Арсен Борисович Титов

— Борис Алексеевич, вы помните наш разговор десятилетней давности? Так вот, я...

И в этот миг дверь в порыве распахивается, великолепным грациозным вихрем врывается несравненная моя Ражита и со стоном: “Господин мой, муж мой!” — падает в мои объятья. А я еще краем глаза успеваю увидеть в дверях статную и полную достоинства фигуру Иззет-аги.

Я нарисовал эту картину и насладился ею. Я подумал, что завтра непременно увижу “ее”, то есть Ражиту. И тут прервал меня Махара.

— Вы не спите, ваше высокоблагородие? Пришел Иззет! — сказал он.

— Кто? — не поверил я.

— Иззет, ваше высокоблагородие. Говорит, очень ему вас надо! — сказал Махара.

Я оделся и велел просить.

Иззет-ага был в красной с галунами короткой куртке-чакуре под широким кожаном поясом. Характерные местного покроя штаны, широкие и в сборку сверху, но узкие к щиколотке, каким-то образом напоминающие банан, были заправлены в цветастые шерстяные носки. Голову его украшал башлык тонкого черного сукна, совершенно сухой, из чего я вывел, что все мокрое он оставил в сенях.

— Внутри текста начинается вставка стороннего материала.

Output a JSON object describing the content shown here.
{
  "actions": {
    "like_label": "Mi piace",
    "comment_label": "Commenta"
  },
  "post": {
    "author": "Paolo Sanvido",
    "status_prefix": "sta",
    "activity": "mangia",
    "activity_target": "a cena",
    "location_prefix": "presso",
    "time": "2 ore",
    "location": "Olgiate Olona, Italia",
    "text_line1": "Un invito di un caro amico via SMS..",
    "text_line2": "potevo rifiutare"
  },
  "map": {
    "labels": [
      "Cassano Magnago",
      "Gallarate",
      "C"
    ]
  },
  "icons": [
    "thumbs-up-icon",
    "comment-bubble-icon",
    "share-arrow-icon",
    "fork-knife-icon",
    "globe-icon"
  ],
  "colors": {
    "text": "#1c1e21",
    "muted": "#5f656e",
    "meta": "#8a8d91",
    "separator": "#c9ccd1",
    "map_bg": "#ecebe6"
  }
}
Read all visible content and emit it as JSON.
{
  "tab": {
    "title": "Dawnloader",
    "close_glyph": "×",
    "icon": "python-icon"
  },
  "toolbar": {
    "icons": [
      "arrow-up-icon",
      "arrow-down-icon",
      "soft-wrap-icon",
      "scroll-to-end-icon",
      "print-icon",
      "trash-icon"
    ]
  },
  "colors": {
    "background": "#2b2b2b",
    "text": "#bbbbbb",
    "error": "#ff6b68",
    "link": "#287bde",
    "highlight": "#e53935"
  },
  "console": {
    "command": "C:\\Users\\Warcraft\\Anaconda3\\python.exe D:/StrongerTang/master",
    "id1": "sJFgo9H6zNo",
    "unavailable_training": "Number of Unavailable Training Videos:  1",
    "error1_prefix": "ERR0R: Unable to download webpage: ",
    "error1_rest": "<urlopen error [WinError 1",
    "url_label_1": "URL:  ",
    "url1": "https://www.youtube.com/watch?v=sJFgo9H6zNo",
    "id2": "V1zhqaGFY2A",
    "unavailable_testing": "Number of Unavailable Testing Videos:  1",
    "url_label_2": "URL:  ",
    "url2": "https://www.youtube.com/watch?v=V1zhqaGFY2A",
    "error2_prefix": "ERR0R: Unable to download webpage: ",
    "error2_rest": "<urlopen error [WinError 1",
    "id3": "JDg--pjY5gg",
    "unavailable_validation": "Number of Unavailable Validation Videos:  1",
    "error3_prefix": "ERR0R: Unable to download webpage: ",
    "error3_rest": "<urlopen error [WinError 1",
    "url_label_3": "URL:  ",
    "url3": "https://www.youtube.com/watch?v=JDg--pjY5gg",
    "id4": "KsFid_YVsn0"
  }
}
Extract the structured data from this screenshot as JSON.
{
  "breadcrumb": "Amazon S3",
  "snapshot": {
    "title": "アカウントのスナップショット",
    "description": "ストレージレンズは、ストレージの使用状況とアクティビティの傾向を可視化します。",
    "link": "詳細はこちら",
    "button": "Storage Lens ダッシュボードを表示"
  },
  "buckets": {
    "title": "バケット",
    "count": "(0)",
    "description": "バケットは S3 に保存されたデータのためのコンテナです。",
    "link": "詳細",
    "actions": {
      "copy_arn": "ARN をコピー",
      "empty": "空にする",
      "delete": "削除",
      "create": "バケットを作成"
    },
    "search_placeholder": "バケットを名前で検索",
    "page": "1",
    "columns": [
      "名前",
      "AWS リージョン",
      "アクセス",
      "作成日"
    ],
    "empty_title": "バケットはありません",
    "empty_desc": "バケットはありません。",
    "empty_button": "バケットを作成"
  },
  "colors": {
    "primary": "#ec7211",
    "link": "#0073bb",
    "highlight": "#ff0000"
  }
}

— Здравствуй, Нурин-паша! — сказал с полупоклоном Иззет-ага.

— Здравствуй, уважаемый Иззет-ага! — приветливо, но с неловкостью за чувство к его дочери ответил я.

Он угрюмо взглянул мне в глаза

— Сегодня ночью на вас будет нападение! В селении четники! — сказал он.

6

— Вот как! И сколько же их? — спросил я с некой дружелюбной иронией, конечно же, с целью за этой иронией скрыть свое чувство.

Этак в детстве я однажды тяжело болел. Температура поднялась к сорока одному. Я понимал это значение — сорок один градус. Но мне было легко и даже свободно. Я даже ощутил возможность взлететь и видел, что взлетаю. По крайней мере, ноги мои мне казались уже отрывающимися от постели и взмывающими. Испугаться у меня, видимо, уже не было сил, да и нечего было испугаться, ведь мне стало легко и свободно. Однако я знал, что значит, если термометр показывает сорок один градус. Вернулась на минуту вышедшая матушка, взяла термометр и вскрикнула.

— Да нет, мама! Это такой уж у нас градусник! — сказал я с иронией и, конечно, иронией хотел скрыть свое знание о том, что бывает за сорок одним градусом.

— И сколько же их? — спросил я Иззет-агу о четниках.

— Сто человек! — сказал Иззет-ага. — Сто человек И много наших к ним присоединилось!

А во мне стало расти некое к Иззет-аге недовольство, некое озлобление, которое выразить можно было примерно такими словами: “Зачем ты это делаешь, Иззет-ага?”

С этими вот примерными словами, с озлоблением на поступок Иззет-аги пришел наконец страх, во мне все оборвалось, и я перестал что-либо соображать, я оказался способен только чувствовать эти слова: “Зачем ты это делаешь, Иззет-ага?”